Во взаимодействии со взрослыми ребенку отводится роль ученика, послушника. Чаще всего ее принимает на себя мальчик, будущий творец социальных отношений. В этой роли он может проявить себя и как старательный, упорный труженик (10%), и как озорной фантазер (10%) или безалаберный лентяй (10%). Мальчик мечтает стать астрономом, капитаном дальнего плавания, боксером, машинистом метро, шофером, строителем, начальником станции. Список профессий отсылает к престижным вариантам 1930— 1960-х годов, к героям тогдашней литературы и кино, к идеалам индустриального общества. Социальный портрет мальчика подробно детализирован. Он задан через бинарные характеристики (самостоятельность — инфантильность, ум — глупость, храбрость — трусость, щедрость — жадность, незлопамятность — обидчивость). Можно сказать, что это портрет человека вообще, показывающий как достоинства, так и недостатки будущего взрослого. В публичной сфере (школа, двор) мальчик предстает то трусом и хвастуном[17], то жадиной[18], то помощником[19] или, наоборот, лентяем, то разрушителем — или строителем[20]. Заметим, что в учебнике на нескольких «нехороших» приходится один «идеальный мальчик»: например, в рассказе Валентины Осеевой «Сыновья» рядом с двумя лентяями показан один образцовый сын — помощник. По-видимому, такое соотношение должно, с одной стороны, оправдывать авторитарную суровость взрослых воспитателей, как реальных, так и литературных, а с другой, — убедительно показывать волшебную силу добра: ведь те, кто ведет себя «правильно», способны, даже будучи в меньшинстве, противостоять давлению чуждых норм.

Список социальных ролей девочки включает как положительно, так и отрицательно оцениваемые с точки зрения взрослых позиции: послушная дочь (15%), примерная ученица (15%), заботливая хозяйка (15%), неутомимая труженица (15%); растеряша (7%), лентяйка (7%), грубиянка (7%). Позитив реализуется в школе и частично в семье, негатив — по преимуществу в семье. Девочке предлагаются однолинейные поведенческие модели. Она либо пребывает в состоянии затянувшейся инфантильности[21], либо в одночасье взрослеет, научившись вести себя как женщина-хозяйка или заботливая мать[22] — заботясь об игрушках, животных, опекая и защищая младших детей (братьев). Роль «девочки-матери» всеми и всегда оценивается положительно, а инфантильное существо вызывает у родителей и старших сиблингов улыбку, усмешку, порой и явное раздражение. О мечтах и профессиональных устремлениях девочки в учебнике не упоминается ни разу: главное для нее — семейные обязанности. Традиционные отношения, построенные на необходимости жертвовать личным ради общесемейного блага, показаны в сказке «Гуси». Разрыв между социальной установкой и поведением девочки (она «заигралась, загуляла», не уследила за братцем) приводит к беде: мальчика уносят гуси в избушку Бабы-яги. Однако сестре удается спасти его. Нежелание старшей сестры заботиться о брате больше, чем о себе, осуждается и в стихотворения Агнии Барто:

Мне теперь не до игрушек —

Я учусь по букварю...

Ho я, кажется, Сереже Ничего не подарю[23].

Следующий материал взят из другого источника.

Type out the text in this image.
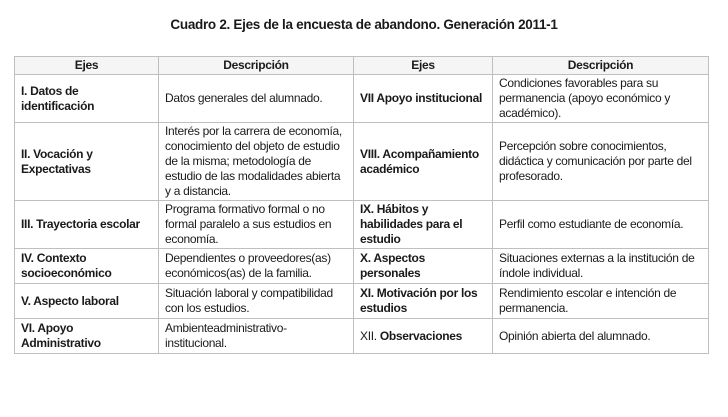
Cuadro 2. Ejes de la encuesta de abandono. Generación 2011-1
Ejes	Descripción	Ejes	Descripción
I. Datos de identificación	Datos generales del alumnado.	VII Apoyo institucional	Condiciones favorables para su permanencia (apoyo económico y académico).
II. Vocación y Expectativas	Interés por la carrera de economía, conocimiento del objeto de estudio de la misma; metodología de estudio de las modalidades abierta y a distancia.	VIII. Acompañamiento académico	Percepción sobre conocimientos, didáctica y comunicación por parte del profesorado.
III. Trayectoria escolar	Programa formativo formal o no formal paralelo a sus estudios en economía.	IX. Hábitos y habilidades para el estudio	Perfil como estudiante de economía.
IV. Contexto socioeconómico	Dependientes o proveedores(as) económicos(as) de la familia.	X. Aspectos personales	Situaciones externas a la institución de índole individual.
V. Aspecto laboral	Situación laboral y compatibilidad con los estudios.	XI. Motivación por los estudios	Rendimiento escolar e intención de permanencia.
VI. Apoyo Administrativo	Ambienteadministrativo-institucional.	XII. Observaciones	Opinión abierta del alumnado.
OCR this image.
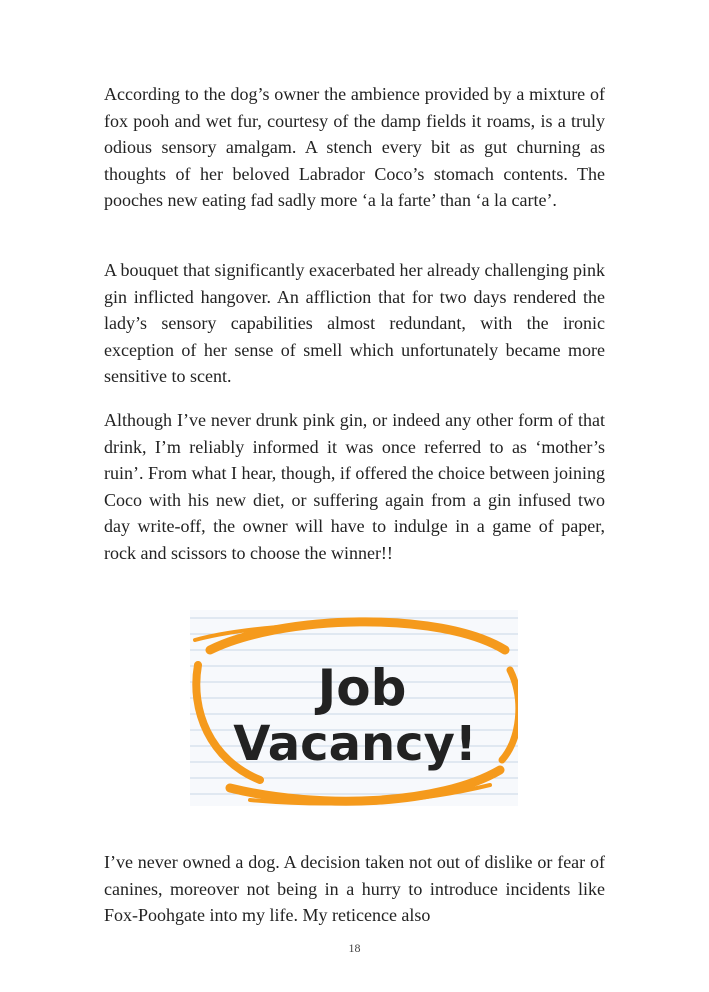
According to the dog’s owner the ambience provided by a mixture of fox pooh and wet fur, courtesy of the damp fields it roams, is a truly odious sensory amalgam. A stench every bit as gut churning as thoughts of her beloved Labrador Coco’s stomach contents. The pooches new eating fad sadly more ‘a la farte’ than ‘a la carte’.

A bouquet that significantly exacerbated her already challenging pink gin inflicted hangover. An affliction that for two days rendered the lady’s sensory capabilities almost redundant, with the ironic exception of her sense of smell which unfortunately became more sensitive to scent.

Although I’ve never drunk pink gin, or indeed any other form of that drink, I’m reliably informed it was once referred to as ‘mother’s ruin’. From what I hear, though, if offered the choice between joining Coco with his new diet, or suffering again from a gin infused two day write-off, the owner will have to indulge in a game of paper, rock and scissors to choose the winner!!

Job
Vacancy!

I’ve never owned a dog. A decision taken not out of dislike or fear of canines, moreover not being in a hurry to introduce incidents like Fox-Poohgate into my life. My reticence also

18
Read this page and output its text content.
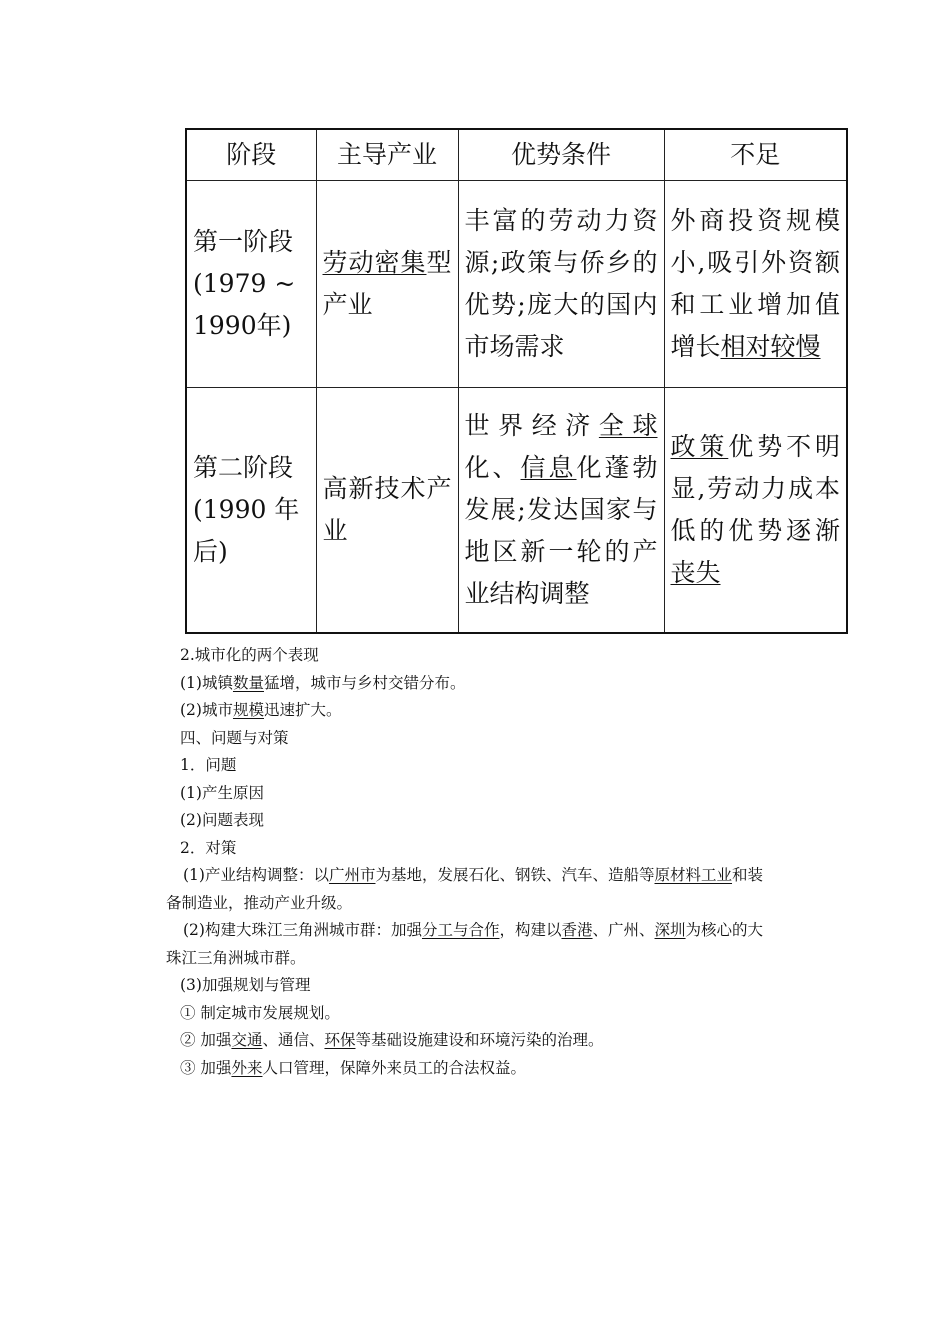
阶段	主导产业	优势条件	不足

第一阶段
(1979 ~
1990年)	劳动密集型产业	丰富的劳动力资源;政策与侨乡的优势;庞大的国内市场需求	外商投资规模小,吸引外资额和工业增加值增长相对较慢

第二阶段
(1990 年
后)	高新技术产业	世界经济全球化、信息化蓬勃发展;发达国家与地区新一轮的产业结构调整	政策优势不明显,劳动力成本低的优势逐渐丧失

2.城市化的两个表现

(1)城镇数量猛增，城市与乡村交错分布。

(2)城市规模迅速扩大。

四、问题与对策

1．问题

(1)产生原因

(2)问题表现

2．对策

(1)产业结构调整：以广州市为基地，发展石化、钢铁、汽车、造船等原材料工业和装

备制造业，推动产业升级。

(2)构建大珠江三角洲城市群：加强分工与合作，构建以香港、广州、深圳为核心的大

珠江三角洲城市群。

(3)加强规划与管理

① 制定城市发展规划。

② 加强交通、通信、环保等基础设施建设和环境污染的治理。

③ 加强外来人口管理，保障外来员工的合法权益。
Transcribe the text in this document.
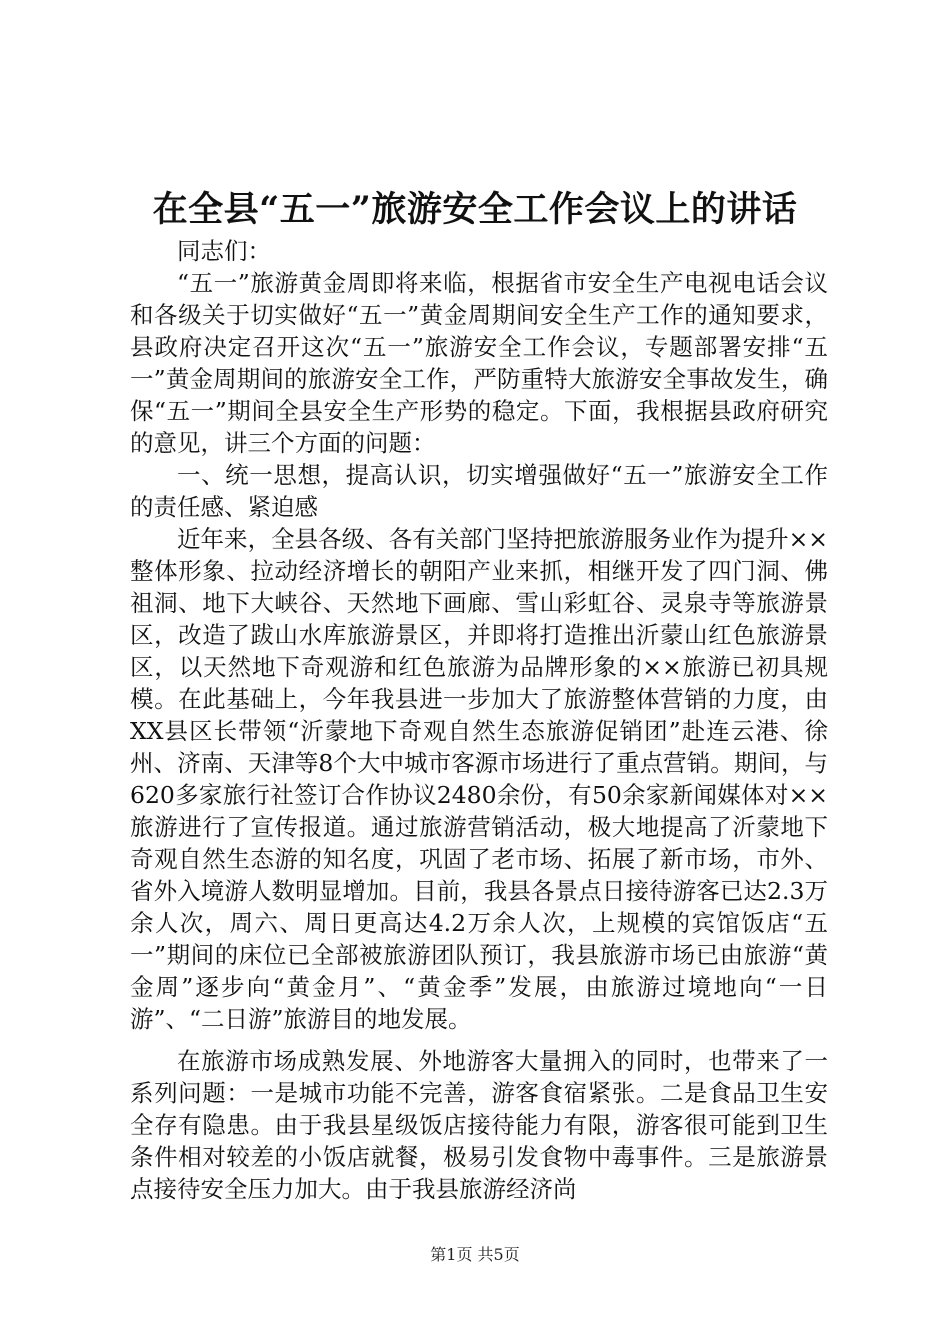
在全县“五一”旅游安全工作会议上的讲话

同志们：

“五一”旅游黄金周即将来临，根据省市安全生产电视电话会议和各级关于切实做好“五一”黄金周期间安全生产工作的通知要求，县政府决定召开这次“五一”旅游安全工作会议，专题部署安排“五一”黄金周期间的旅游安全工作，严防重特大旅游安全事故发生，确保“五一”期间全县安全生产形势的稳定。下面，我根据县政府研究的意见，讲三个方面的问题：

一、统一思想，提高认识，切实增强做好“五一”旅游安全工作的责任感、紧迫感

近年来，全县各级、各有关部门坚持把旅游服务业作为提升××整体形象、拉动经济增长的朝阳产业来抓，相继开发了四门洞、佛祖洞、地下大峡谷、天然地下画廊、雪山彩虹谷、灵泉寺等旅游景区，改造了跋山水库旅游景区，并即将打造推出沂蒙山红色旅游景区，以天然地下奇观游和红色旅游为品牌形象的××旅游已初具规模。在此基础上，今年我县进一步加大了旅游整体营销的力度，由XX县区长带领“沂蒙地下奇观自然生态旅游促销团”赴连云港、徐州、济南、天津等8个大中城市客源市场进行了重点营销。期间，与620多家旅行社签订合作协议2480余份，有50余家新闻媒体对××旅游进行了宣传报道。通过旅游营销活动，极大地提高了沂蒙地下奇观自然生态游的知名度，巩固了老市场、拓展了新市场，市外、省外入境游人数明显增加。目前，我县各景点日接待游客已达2.3万余人次，周六、周日更高达4.2万余人次，上规模的宾馆饭店“五一”期间的床位已全部被旅游团队预订，我县旅游市场已由旅游“黄金周”逐步向“黄金月”、“黄金季”发展，由旅游过境地向“一日游”、“二日游”旅游目的地发展。

在旅游市场成熟发展、外地游客大量拥入的同时，也带来了一系列问题：一是城市功能不完善，游客食宿紧张。二是食品卫生安全存有隐患。由于我县星级饭店接待能力有限，游客很可能到卫生条件相对较差的小饭店就餐，极易引发食物中毒事件。三是旅游景点接待安全压力加大。由于我县旅游经济尚

第1页 共5页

Девочки социализируются во взрослой жизни раньше мальчиков: с проблемой взросления на страницах учебника сталкиваются два мальчика из восемнадцати[24] и пять девочек из четырнадцати[25]. Мальчики в роли воспитателей младшей сестры в учебнике первого класса встречаются лишь однажды, в стихотворении Новеллы Матвеевой «Девочка и пластилин»: безымянные старшие братья объясняют сестренке, что она сама виновата в своих неудачах. Они осуждают ее за несдержанность, эгоизм, недостаток любви. По сути, эти братья, которые говорят и действуют одновременно, являют собой обобщенный образ коллектива (голос большинства). Их задача — искоренить детскость. И действительно, осознав свою неправоту, девочка взрослеет.

В моделируемой системе социального взаимодействия роль младших всегда страдательная. Их чувства и мысли неотрефлексированы. Рефлексия ребенка по поводу поведения родителей эксплицирует жестко заданную модель семейных отношений, в которой нет экзистенциально важных размышлений об одиночестве, жизни, смерти и т. п. В учебнике отсутствует развернутый словарь личных переживаний ребенка, не показаны способы передачи интимного опыта от ребенка взрослому, от ребенка к ребенку. Сфера глубоких, рефлексивных чувств закреплена за взрослым. На последних страницах учебника, в блоке текстов раздела «Времена года», первокласснику представляют некоего одинокого мужчину, среднего возраста или старика, лирического героя стихотворений или автора-по- вествователя[26]. Он грустит о скоротечности жизни, сожалеет о юности, вспоминает о детстве, тоскует о личной свободе и, не скрывая своих слез, признается в давней любви. Эта фигура выполняет компенсаторную функцию: она стягивает на себя закрытую от ребенка проблематику смерти, сомнения, уныния — тех тонких душевных переживаний, которые родители прячут от детей.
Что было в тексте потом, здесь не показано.